Arafat, morte al veleno
L’11 novembre del 2004 esalò l’ultimo respiro. Ma forse la sua vita era già terminata alla fine del 2001, un anno dopo l’inizio della seconda Intifada palestinese, quando il premier israeliano Ariel Sharon decise di «confinarlo» di fatto nella Muqata di Ramallah. Una «prigione» soggetta a ripetuti attacchi di mezzi corazzati (in particolare nel 2002) e dove ora Arafat riposa in un mausoleo visitato ogni mese da migliaia di palestinesi e di stranieri. «Arafat è stato ucciso, vogliamo che sia fatta luce», disse nel 2006 al manifesto la poetessa Hanan Awwad, mostrando le sue ultime foto con il rais. Un sospetto comune a tutti i palestinesi che ben ricordano la minaccia di Sharon di «eliminare» per sempre dalla scena politica il suo antico nemico, l’uomo che aveva tentato più volte di colpire ed uccidere, specie nel 1982 durante l’assedio isrealiano e falangista a Beirut Ovest.

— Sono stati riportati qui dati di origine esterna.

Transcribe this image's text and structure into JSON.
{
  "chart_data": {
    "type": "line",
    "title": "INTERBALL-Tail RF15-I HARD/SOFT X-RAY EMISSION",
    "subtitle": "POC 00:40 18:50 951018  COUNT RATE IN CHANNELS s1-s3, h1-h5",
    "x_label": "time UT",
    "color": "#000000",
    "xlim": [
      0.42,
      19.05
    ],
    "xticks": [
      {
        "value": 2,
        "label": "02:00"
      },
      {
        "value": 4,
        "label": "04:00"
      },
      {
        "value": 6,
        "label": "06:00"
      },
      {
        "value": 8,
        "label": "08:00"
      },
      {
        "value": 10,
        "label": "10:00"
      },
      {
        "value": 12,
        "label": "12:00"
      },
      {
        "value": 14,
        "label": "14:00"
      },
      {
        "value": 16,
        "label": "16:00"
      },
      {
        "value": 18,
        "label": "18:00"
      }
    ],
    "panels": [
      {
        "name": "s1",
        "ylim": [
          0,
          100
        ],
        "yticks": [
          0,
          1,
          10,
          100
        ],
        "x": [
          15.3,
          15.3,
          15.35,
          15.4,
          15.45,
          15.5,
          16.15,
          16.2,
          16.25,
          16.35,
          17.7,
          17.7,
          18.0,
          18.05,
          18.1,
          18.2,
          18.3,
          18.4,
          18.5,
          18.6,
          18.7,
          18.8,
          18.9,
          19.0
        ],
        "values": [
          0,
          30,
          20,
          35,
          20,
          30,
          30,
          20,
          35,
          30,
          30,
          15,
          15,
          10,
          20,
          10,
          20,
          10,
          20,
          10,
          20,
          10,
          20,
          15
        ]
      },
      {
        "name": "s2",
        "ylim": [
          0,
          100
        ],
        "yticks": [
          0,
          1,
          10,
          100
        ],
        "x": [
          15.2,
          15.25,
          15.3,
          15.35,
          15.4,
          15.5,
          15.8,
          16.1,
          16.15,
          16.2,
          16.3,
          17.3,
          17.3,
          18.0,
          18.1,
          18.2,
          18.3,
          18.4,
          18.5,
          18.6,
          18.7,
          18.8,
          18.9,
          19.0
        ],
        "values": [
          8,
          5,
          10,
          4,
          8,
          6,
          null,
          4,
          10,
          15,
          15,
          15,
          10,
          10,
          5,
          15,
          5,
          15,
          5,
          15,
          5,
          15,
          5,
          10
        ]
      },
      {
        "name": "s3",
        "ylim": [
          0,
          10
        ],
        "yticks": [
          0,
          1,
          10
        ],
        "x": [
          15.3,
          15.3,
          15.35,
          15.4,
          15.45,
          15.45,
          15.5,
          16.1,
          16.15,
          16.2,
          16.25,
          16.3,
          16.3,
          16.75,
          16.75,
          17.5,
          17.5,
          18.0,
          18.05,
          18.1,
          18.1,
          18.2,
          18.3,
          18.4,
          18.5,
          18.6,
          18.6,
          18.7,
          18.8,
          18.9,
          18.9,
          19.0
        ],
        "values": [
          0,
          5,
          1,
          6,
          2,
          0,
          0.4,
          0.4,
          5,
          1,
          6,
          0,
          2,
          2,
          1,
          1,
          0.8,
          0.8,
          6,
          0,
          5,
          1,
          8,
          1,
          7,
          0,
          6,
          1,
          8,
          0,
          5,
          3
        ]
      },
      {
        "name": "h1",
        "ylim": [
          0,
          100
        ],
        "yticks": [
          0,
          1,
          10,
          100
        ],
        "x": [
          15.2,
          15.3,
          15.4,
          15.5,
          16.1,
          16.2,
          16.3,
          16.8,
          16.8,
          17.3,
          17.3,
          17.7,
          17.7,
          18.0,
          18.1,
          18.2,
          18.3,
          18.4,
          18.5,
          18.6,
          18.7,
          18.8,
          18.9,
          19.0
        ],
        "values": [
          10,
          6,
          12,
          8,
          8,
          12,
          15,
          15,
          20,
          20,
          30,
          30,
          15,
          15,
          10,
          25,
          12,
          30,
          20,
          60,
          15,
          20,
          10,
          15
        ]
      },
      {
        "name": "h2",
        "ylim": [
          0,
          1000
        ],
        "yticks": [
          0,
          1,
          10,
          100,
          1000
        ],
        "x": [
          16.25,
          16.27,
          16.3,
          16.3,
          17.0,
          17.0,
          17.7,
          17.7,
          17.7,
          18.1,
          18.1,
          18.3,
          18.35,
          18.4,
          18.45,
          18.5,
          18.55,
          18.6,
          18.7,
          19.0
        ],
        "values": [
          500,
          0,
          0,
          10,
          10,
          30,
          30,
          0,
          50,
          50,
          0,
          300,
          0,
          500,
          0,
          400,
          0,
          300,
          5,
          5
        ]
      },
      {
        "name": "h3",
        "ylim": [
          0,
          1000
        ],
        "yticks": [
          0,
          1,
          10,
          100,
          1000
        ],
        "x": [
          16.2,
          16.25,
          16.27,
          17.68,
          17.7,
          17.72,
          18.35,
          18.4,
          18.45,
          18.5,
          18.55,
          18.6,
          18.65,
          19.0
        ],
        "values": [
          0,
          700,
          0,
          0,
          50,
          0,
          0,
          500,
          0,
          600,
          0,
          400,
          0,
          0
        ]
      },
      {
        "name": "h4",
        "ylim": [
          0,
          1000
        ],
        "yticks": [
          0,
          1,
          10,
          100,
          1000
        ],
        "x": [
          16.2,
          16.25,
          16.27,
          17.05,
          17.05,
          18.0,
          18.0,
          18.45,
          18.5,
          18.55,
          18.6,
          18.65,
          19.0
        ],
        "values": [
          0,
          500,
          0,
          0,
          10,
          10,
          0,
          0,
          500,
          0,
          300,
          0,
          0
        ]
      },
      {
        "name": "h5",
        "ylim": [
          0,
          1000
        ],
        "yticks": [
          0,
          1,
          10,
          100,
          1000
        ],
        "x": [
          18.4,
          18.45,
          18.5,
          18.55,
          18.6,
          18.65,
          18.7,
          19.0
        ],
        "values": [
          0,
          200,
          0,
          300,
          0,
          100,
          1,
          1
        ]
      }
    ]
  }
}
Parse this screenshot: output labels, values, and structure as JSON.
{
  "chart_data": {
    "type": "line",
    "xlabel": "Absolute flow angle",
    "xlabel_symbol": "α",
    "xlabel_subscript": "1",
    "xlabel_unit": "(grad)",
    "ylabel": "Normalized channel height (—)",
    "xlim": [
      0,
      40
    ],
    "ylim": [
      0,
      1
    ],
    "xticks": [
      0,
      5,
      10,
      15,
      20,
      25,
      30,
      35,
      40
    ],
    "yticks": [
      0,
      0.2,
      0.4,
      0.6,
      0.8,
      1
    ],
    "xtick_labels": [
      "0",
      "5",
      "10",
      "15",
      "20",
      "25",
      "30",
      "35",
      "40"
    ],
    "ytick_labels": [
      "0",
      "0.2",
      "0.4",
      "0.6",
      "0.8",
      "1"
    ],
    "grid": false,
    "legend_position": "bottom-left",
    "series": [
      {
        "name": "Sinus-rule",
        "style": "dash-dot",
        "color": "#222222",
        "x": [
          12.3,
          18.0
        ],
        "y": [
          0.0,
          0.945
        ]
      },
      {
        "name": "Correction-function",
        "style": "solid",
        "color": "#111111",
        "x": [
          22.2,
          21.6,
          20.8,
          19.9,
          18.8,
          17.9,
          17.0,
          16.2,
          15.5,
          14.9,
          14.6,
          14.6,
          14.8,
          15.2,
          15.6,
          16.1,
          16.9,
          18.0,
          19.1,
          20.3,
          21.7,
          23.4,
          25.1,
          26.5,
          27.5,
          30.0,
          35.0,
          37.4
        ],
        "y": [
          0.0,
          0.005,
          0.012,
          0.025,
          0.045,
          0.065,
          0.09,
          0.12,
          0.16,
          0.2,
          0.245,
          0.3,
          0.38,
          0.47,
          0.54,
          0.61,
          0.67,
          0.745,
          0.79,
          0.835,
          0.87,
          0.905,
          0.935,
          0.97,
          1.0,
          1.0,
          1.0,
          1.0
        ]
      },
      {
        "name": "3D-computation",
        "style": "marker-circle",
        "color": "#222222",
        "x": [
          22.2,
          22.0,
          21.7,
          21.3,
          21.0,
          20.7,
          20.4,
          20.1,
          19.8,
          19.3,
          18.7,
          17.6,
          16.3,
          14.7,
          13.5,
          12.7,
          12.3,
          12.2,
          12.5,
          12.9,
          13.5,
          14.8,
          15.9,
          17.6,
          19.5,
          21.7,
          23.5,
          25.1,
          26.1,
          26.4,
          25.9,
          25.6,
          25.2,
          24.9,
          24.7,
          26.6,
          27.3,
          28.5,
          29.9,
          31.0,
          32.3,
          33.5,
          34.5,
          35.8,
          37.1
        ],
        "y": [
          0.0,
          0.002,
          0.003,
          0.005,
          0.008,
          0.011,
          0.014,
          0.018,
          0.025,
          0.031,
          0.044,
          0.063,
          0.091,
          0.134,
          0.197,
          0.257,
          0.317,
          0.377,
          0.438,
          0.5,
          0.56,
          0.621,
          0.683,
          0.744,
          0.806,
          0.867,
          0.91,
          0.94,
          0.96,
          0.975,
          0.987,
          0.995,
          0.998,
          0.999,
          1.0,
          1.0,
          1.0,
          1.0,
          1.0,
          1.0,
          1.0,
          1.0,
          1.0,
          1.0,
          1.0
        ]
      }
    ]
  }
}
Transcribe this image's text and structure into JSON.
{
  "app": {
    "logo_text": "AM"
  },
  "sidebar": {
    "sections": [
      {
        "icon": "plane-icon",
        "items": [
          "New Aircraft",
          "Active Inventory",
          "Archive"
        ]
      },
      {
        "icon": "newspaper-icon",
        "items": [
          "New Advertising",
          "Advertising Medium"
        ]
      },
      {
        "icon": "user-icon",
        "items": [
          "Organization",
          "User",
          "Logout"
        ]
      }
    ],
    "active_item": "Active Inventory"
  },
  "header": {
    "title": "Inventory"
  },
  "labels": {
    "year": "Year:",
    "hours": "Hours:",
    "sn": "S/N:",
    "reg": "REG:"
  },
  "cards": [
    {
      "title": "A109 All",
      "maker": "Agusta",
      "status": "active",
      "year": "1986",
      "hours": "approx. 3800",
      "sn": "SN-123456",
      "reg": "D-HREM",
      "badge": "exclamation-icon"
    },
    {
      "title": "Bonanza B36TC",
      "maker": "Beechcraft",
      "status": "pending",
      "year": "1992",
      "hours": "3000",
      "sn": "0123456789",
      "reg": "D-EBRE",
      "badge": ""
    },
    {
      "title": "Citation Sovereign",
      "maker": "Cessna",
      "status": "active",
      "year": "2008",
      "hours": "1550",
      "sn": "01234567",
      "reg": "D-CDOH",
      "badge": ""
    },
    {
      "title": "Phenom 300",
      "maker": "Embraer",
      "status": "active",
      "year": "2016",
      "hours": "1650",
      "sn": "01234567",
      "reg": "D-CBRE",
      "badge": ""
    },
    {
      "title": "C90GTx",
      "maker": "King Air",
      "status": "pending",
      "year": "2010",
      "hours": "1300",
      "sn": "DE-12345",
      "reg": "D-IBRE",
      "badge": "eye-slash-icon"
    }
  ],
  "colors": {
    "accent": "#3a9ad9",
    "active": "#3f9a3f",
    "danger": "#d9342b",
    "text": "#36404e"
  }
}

Ora è stata chiesta la riesumazione del corpo per compiere ulteriori test e le autorità di Ramallah, riluttanti per anni a compiere un passo del genere, sono adesso pronte a riesumare il corpo di Arafat. Lo ha assicurato ieri Tawfiq Tirawi, un ex comandante dei servizi di sicurezza palestinesi, ora capo della commissione di inchiesta sulla morte del rais. Da parte sua il negoziatore Saeb Erakat ha chiesto che si costituisca una commissione d’inchiesta internazionale sul modello di quella per l’assassinio del premier libanese Rafiq Hariri, morto in un attentato nel 2005.
Arafat cominciò a stare male ad agosto 2004. Il suo medico personale rilevò subito delle stranezze e chiese che venissero consultati degli specialisti per fare una diagnosi precisa. Gli esami di laboratorio davano un inspiegabile calo delle piastrine. Ma non si trattava di una leucemia, né di un tumore. Le cose precipitarono ad ottobre e il presidente fu trasferito a Parigi. In Francia Arafat venne curato ed ebbe un leggero miglioramento ma il 3 novembre entrò in coma a causa di un’emorragia cerebrale devastante e l’11 novembre alle 3.30 spirò in ospedale.
Ora però è giunto il via libera di Abu Mazen e la speranza è che il mistero venga finalmente risolto. Sul banco dei sospettati intanto c’è solo Israele.